The above is not far from what is happening in Nigeria till date, since the evolution of Nigerian football in 1922 when we hired our first foreign coach. We have had a total of 19 foreign coaches against the 16 indigenous coaches who have handled the Super Eagles of Nigeria.
Interestingly, only one foreign coach was ever sacked in Nigeria while another was sidelined, the remaining 17 coaches all got their salaries and rights at the nick of time. As for the case of our indigenous coaches, it is a different story of the 16 indigenous coaches that were employed, 15 were sacked while only one succeeded in resigning, till date, some Nigerians argue that he acted “unpatriotic” by resigning.
The death of two former Super Eagles coaches Stephen Keshi and Amodu Shuaibu, further exposed the lapses in our football administrators, as it was revealed that these two coaches were owed outstanding salaries as at time of their death. Unfortunately, these were two coaches who had dedicated their lives to the Super Eagles, they were owed salaries while alive, and its shameful that they were still owed salaries as at time of their sack and death.

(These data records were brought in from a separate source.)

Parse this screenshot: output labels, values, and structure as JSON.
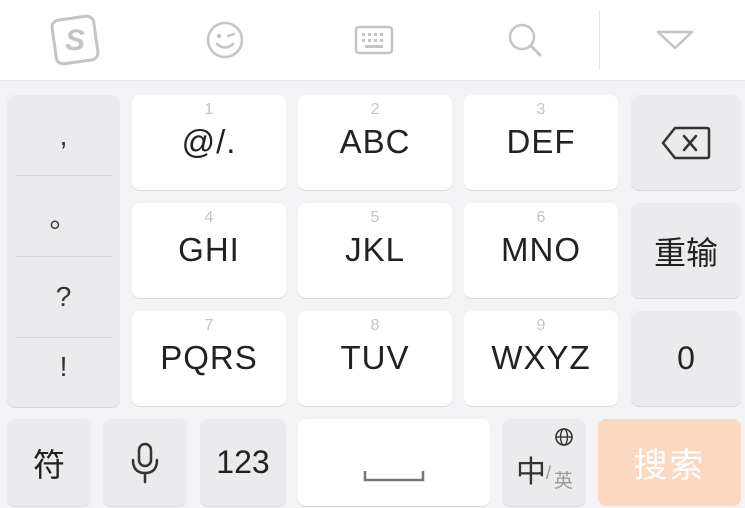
{
  "toolbar": {
    "icons": [
      "sogou-logo-icon",
      "emoji-icon",
      "keyboard-icon",
      "search-icon",
      "collapse-icon"
    ]
  },
  "symbols": [
    ",",
    "。",
    "?",
    "!"
  ],
  "keys": [
    {
      "num": "1",
      "label": "@/."
    },
    {
      "num": "2",
      "label": "ABC"
    },
    {
      "num": "3",
      "label": "DEF"
    },
    {
      "num": "4",
      "label": "GHI"
    },
    {
      "num": "5",
      "label": "JKL"
    },
    {
      "num": "6",
      "label": "MNO"
    },
    {
      "num": "7",
      "label": "PQRS"
    },
    {
      "num": "8",
      "label": "TUV"
    },
    {
      "num": "9",
      "label": "WXYZ"
    }
  ],
  "right_col": {
    "retype": "重输",
    "zero": "0"
  },
  "bottom": {
    "symbol": "符",
    "numbers": "123",
    "lang_main": "中",
    "lang_sep": "/",
    "lang_sub": "英",
    "search": "搜索"
  },
  "colors": {
    "accent": "#fdd8c0",
    "key": "#ffffff",
    "function_key": "#ebebed",
    "background": "#f3f3f5"
  }
}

Ashworth in a chat with this writer, once described the Super Eagles coaching job as “the worst job in football coaching”, marred with corruption, bad administration, dictating to the coach who to play, terrible organization, late payments or not at all and so on.
Aside the problems associated with the administration, Nigerian fans are not objective in their analysis. Their quest for must-win blind their eyes against realities associated with these shortcomings, such that they are actually the first to call for the head of indigenous coaches when things go bad. Moreover, they find it difficult to accept the fact that “Nigeria” have since lost her grip of her position in football as far as the world is concerned.
Finally, getting a foreign coach for the Super Eagles is not the solution to our problem, but one question that we must seek to clarify is this, if we find it difficult to pay our indigenous coaches as at when due or not pay them at all, how come we find it very easy and comfortable to pay foreign coaches with ease, even when they earn more than our indigenous coaches?